Do Nsoseme, slameuse et photographe engagée, s'est confiée sur sa carrière, sa démarche artistique et son engagement pour le féminisme. Elle est revenue sur sa prestation au festival “Les mots à défendre” organisé par Joëlle Sambi au Théâtre National Wallonie-Bruxelles, où elle a partagé la scène avec Micro Mega, le slameur.
Interview.
1. Comment avez-vous commencé votre carrière artistique et qu'est-ce qui vous a inspiré à faire du slam et de la photographie ?
J’ai commencé par écrire des poèmes à l’école secondaire. Je participais aussi aux concours inter scolaires. Après mon bac, j’ai rejoins le collectif « Au pays des poètes » initié par un de mes camarades d’école, Ben Kamanda. Le collectif regroupait des poètes, slammeurs et autres artistes (peintres, sculpteurs, etc.) j’ai évolué avec le collectif de 2012 à 2014. En 2012, j’ai également commencé mes études à l’académie des Beaux-arts de Kinshasa en communication visuelle. C’est là que j’ai rencontré un peu plus la photographie qui m’intéressait depuis un bon moment… enfant je rêvais d’être chanteuse, écrivaine, actrice et photographe de guerre. Ce sont des rêves que j’ai beaucoup chéri en grandissant. Mes parents les ont nourri en m’achetant des livres, etc.
2. Comment décririez-vous votre style artistique et comment cela se reflète-t-il dans vos textes et vos photographies ?
Je dirais que mon travail est en partie autobiographique et documentaire, mais tout cela stylisé ou du moins vue avec mon regard. Je pars de moi vers l’autre, mes rencontres, mes questionnements, mes aspirations et je peins la société avec mes mots ou mes photos. Par exemple, dans mon texte « Le Congo de demain », je me questionne sur l’avenir de mon pays, j’examine la société dans laquelle je vis aujourd’hui. Dans mon travail photo « Grand Prêtre Mère » je me questionne sur les valeurs culturelles, idéologiques et consacrées du costume d’homme.
3. Vos textes de slam sont souvent considérés comme des porte-voix pour les femmes congolaises. Pouvez-vous nous parler de votre engagement en faveur des droits des femmes et des filles en RDC ?
Je suis une femme et les histoires de femmes m’intéressent.
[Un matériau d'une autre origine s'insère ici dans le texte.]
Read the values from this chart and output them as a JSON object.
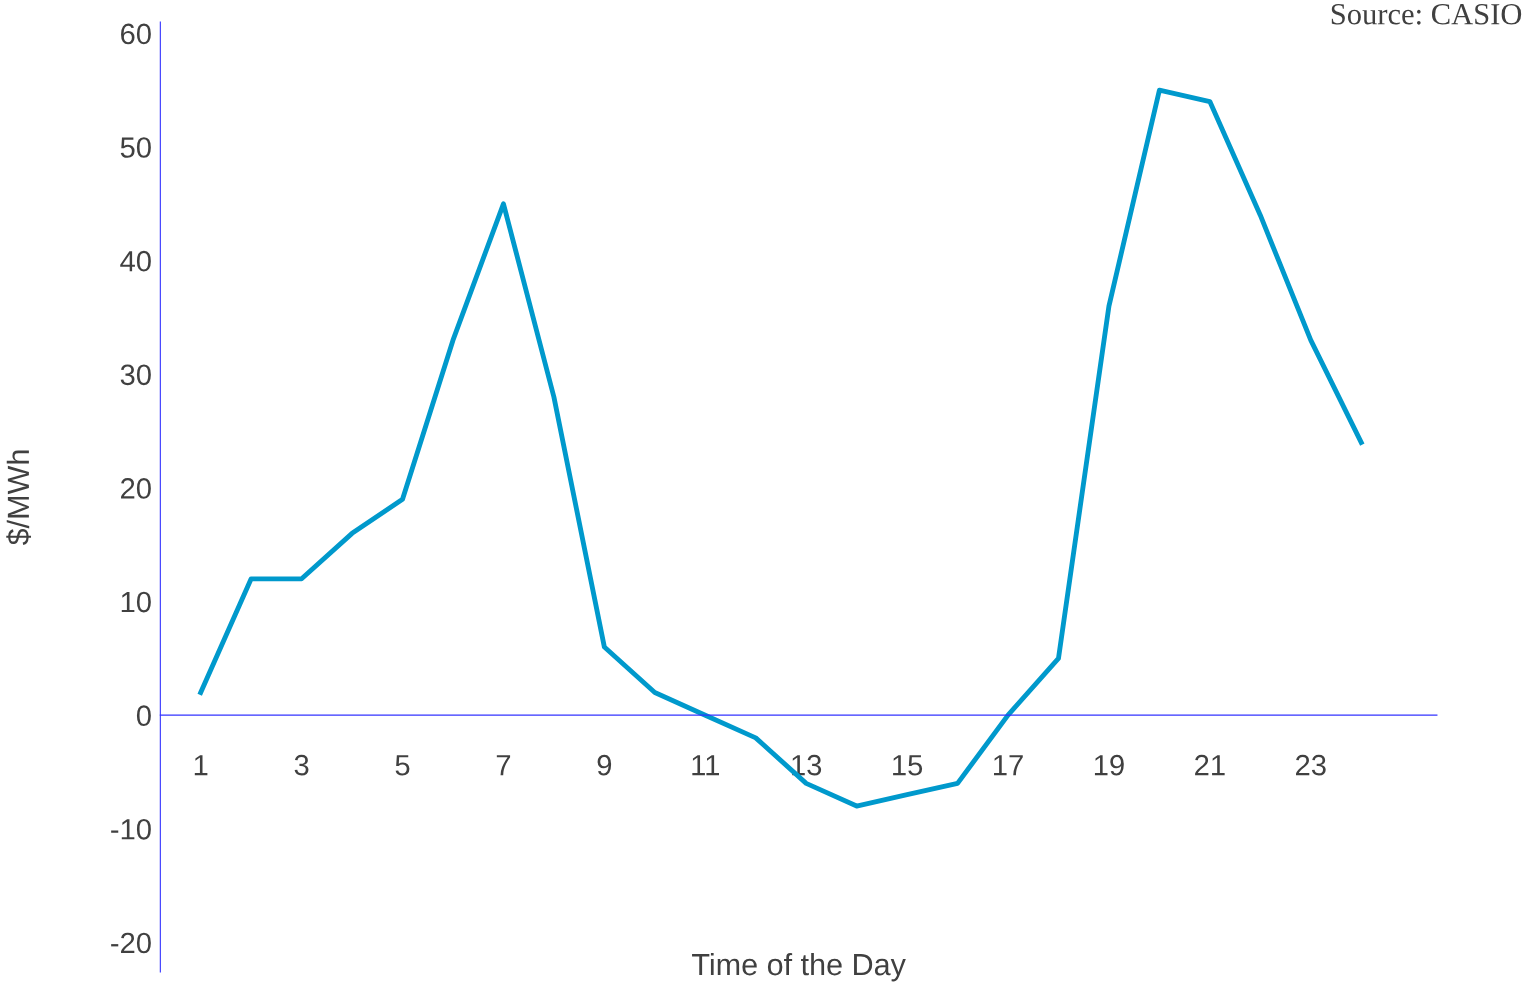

Ma manière à moi de contribuer au mouvement pour plus d’égalité et d’équité, pour plus d’opportunités pour les femmes c’est à travers mes textes. Il est important pour moi de mettre la lumière sur les réalités difficiles que vivent les femmes du Congo, notamment la guerre, les viols et massacres, les injustices de toute sorte. L’idée en devenant slameuse était de parler pour moi mais aussi des autres, je le dis dans mon texte slam « Pourquoi je slame? ». J'ai écrit « J’ai décidé de slamer, d’agencer quelques mots et de les claquer, de parler de tout et de rien, de moi et des autres terriens. » c’est ce que je fais jusque là, je parle pour les causes qui me touchent. La cause des femmes, la paix, les droits humains, etc.
4. Votre travail artistique parle également de l'histoire de votre pays. Comment pensez-vous que l'art pourra contribuer à la préservation de la mémoire collective et à la compréhension de l'histoire de la RDC ?
Dans plusieurs sociétés, l’art a été utilisé pour véhiculer des messages, pour enseigner parfois, pour conserver également la mémoire. Je pense que ceux qui viendront après moi, dans quelques années, lorsqu’ils liront mes textes, ils auront une idée de ce qui se passait à mon époque. Mes slams, mes photos peuvent être vu comme un moyen d’archiver la mémoire collective.
Je suis beaucoup plus consciente de cela aujourd’hui et donc plus exigeante avec moi-même, parce qu’il ne s’agit pas que de s’exprimer mais aussi de laisser un héritage.
5. Vous avez participé à plusieurs événements culturels en Belgique ce mois de mars dédié à la femme. Pouvez-vous nous parler de votre expérience et de ce que vous espérez accomplir avec votre travail artistique ?
Je pense que c’est toujours bien quand notre travail s’exporte sur d’autres cieux. Pour moi, ça m’interpelle, ce qui se passe chez moi ou en tout cas ma sensibilité peut toucher d’autres publics, pas que ma communauté et j’aime l’idée du partage. Donc, ce que j’espère accomplir c’est cela, le partage, les rencontres car c’est là que davantage d’idées et d’opportunités naissent.